1. Défi collectif : pour limiter les retours en arrière, redoubler d’efforts pour renforcer les systèmes publics et s’engager dans la construction de sociétés égalitaires entre les femmes et les hommes. Il apparaît important que chaque acteur et actrice, gouvernement, bailleur, association et activiste renouvelle son engagement en faveur de réponses pérennes et systémiques en faveur de la lutte contre les inégalités femmes-hommes et pour les droits humains. Il s’agit notamment de garder en tête les objectifs définis en matière de santé publique et d’accès aux droits, avant l’arrivée de la pandémie, et de se battre collectivement pour conserver les moyens initiaux, voire les renforcer. 

2. Défi pour les gouvernements : co-construire les politiques publiques avec les associations et les femmes. Le constat dressé par notre enquête est formel : en temps de crise, les gouvernements doivent mieux intégrer les associations dans les discussions, les prises de décision et la mise en œuvre des actions. Cette co-construction de la réponse entre puissance gouvernementale et associations permettrait de rendre les mesures prises plus pertinentes et renforcerait la confiance et l’attention que les populations apportent aux messages et dispositifs de prévention. Par ailleurs, la prise de décision reste largement modelée par des systèmes patriarcaux. Les femmes sollicitées à l’excès dans les soins à apporter – comme au foyer, où la responsabilité des tâches domestiques leur incombe tacitement – restent peu représentées dans les espaces.

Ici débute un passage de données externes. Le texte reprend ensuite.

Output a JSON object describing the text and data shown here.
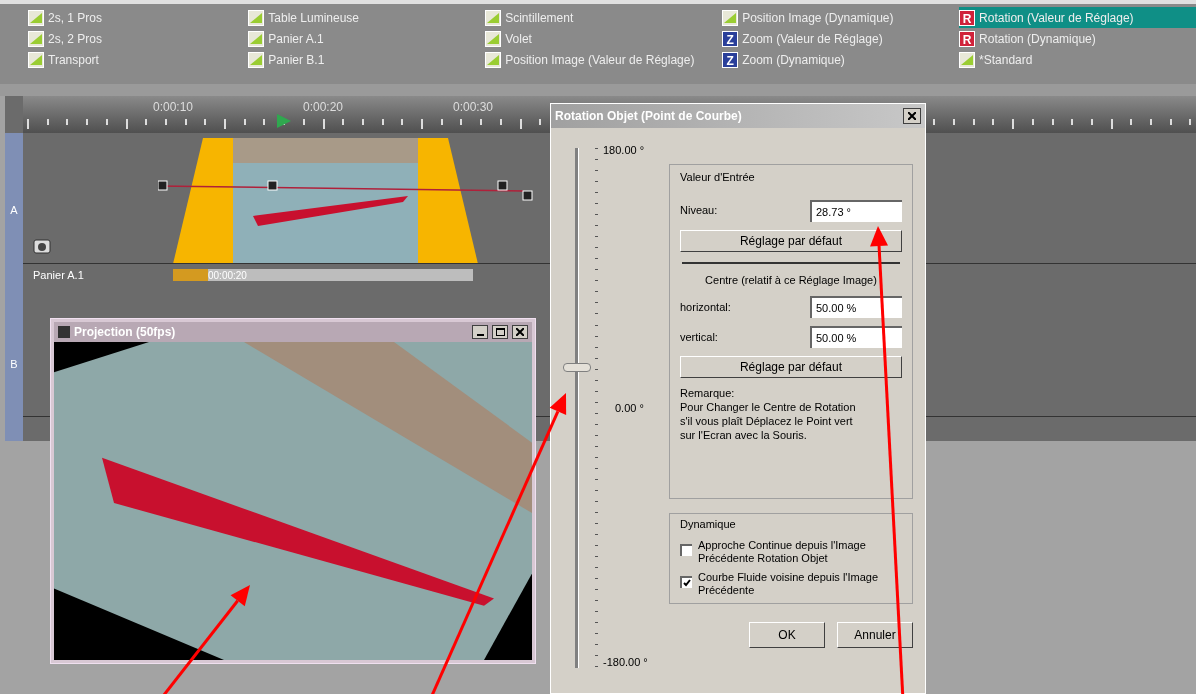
{
  "effects": [
    [
      {
        "label": "2s, 1 Pros",
        "selected": false
      },
      {
        "label": "2s, 2 Pros",
        "selected": false
      },
      {
        "label": "Transport",
        "selected": false
      }
    ],
    [
      {
        "label": "Table Lumineuse",
        "selected": false
      },
      {
        "label": "Panier A.1",
        "selected": false
      },
      {
        "label": "Panier B.1",
        "selected": false
      }
    ],
    [
      {
        "label": "Scintillement",
        "selected": false
      },
      {
        "label": "Volet",
        "selected": false
      },
      {
        "label": "Position Image (Valeur de Réglage)",
        "selected": false
      }
    ],
    [
      {
        "label": "Position Image (Dynamique)",
        "selected": false
      },
      {
        "label": "Zoom (Valeur de Réglage)",
        "selected": false,
        "badge": "Z",
        "color": "#2a3f9a"
      },
      {
        "label": "Zoom (Dynamique)",
        "selected": false,
        "badge": "Z",
        "color": "#2a3f9a"
      }
    ],
    [
      {
        "label": "Rotation (Valeur de Réglage)",
        "selected": true,
        "badge": "R",
        "color": "#d0223a"
      },
      {
        "label": "Rotation (Dynamique)",
        "selected": false,
        "badge": "R",
        "color": "#d0223a"
      },
      {
        "label": "*Standard",
        "selected": false
      }
    ]
  ],
  "timeline": {
    "ruler": [
      "0:00:10",
      "0:00:20",
      "0:00:30"
    ],
    "tracks": [
      {
        "letter": "A",
        "name": "Panier A.1",
        "clip_time": "00:00:20"
      },
      {
        "letter": "B"
      }
    ]
  },
  "projection": {
    "title": "Projection (50fps)"
  },
  "dialog": {
    "title": "Rotation Objet (Point de Courbe)",
    "slider": {
      "max": "180.00 °",
      "mid": "0.00 °",
      "min": "-180.00 °",
      "level": 0.58
    },
    "input_group": {
      "title": "Valeur d'Entrée",
      "level_label": "Niveau:",
      "level_value": "28.73 °",
      "default_button": "Réglage par défaut",
      "centre_title": "Centre (relatif à ce Réglage Image)",
      "horizontal_label": "horizontal:",
      "horizontal_value": "50.00 %",
      "vertical_label": "vertical:",
      "vertical_value": "50.00 %",
      "default_button_2": "Réglage par défaut",
      "note": "Remarque:\nPour Changer le Centre de Rotation s'il vous plaît Déplacez le Point vert sur l'Ecran avec la Souris."
    },
    "dynamic_group": {
      "title": "Dynamique",
      "options": [
        {
          "label": "Approche Continue depuis l'Image Précédente Rotation Objet",
          "checked": false
        },
        {
          "label": "Courbe Fluide voisine depuis l'Image Précédente",
          "checked": true
        }
      ]
    },
    "buttons": [
      "OK",
      "Annuler"
    ]
  }
}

3. Défi pour les bailleurs : construire des relations de confiance avec les associations, réinventer les modalités de partenariats et maintenir leur soutien sur le moyen terme. Plus que jamais, une situation de crise montre les liens étroits existants entre les différent·e·s acteurs et actrices d’un écosystème. L’attitude des bailleurs et leur capacité à comprendre les enjeux “du terrain” conditionnent fortement la capacité des associations à être réactives et à apporter des réponses pertinentes aux publics qui en ont besoin. Ils conditionnent également les emplois des personnes qui travaillent dans ces associations et leur existence à moyen terme. Il ressort de ces échanges que certaines modalités de partenariat entre bailleurs et associations sont nettement plus bénéfiques que d’autres, et que la résilience des associations – comme leur utilité sociale – dans ce type de situations de crise est liée à la confiance et à la solidité de leurs relations avec les bailleurs ainsi qu’à la souplesse du cadre contractuel.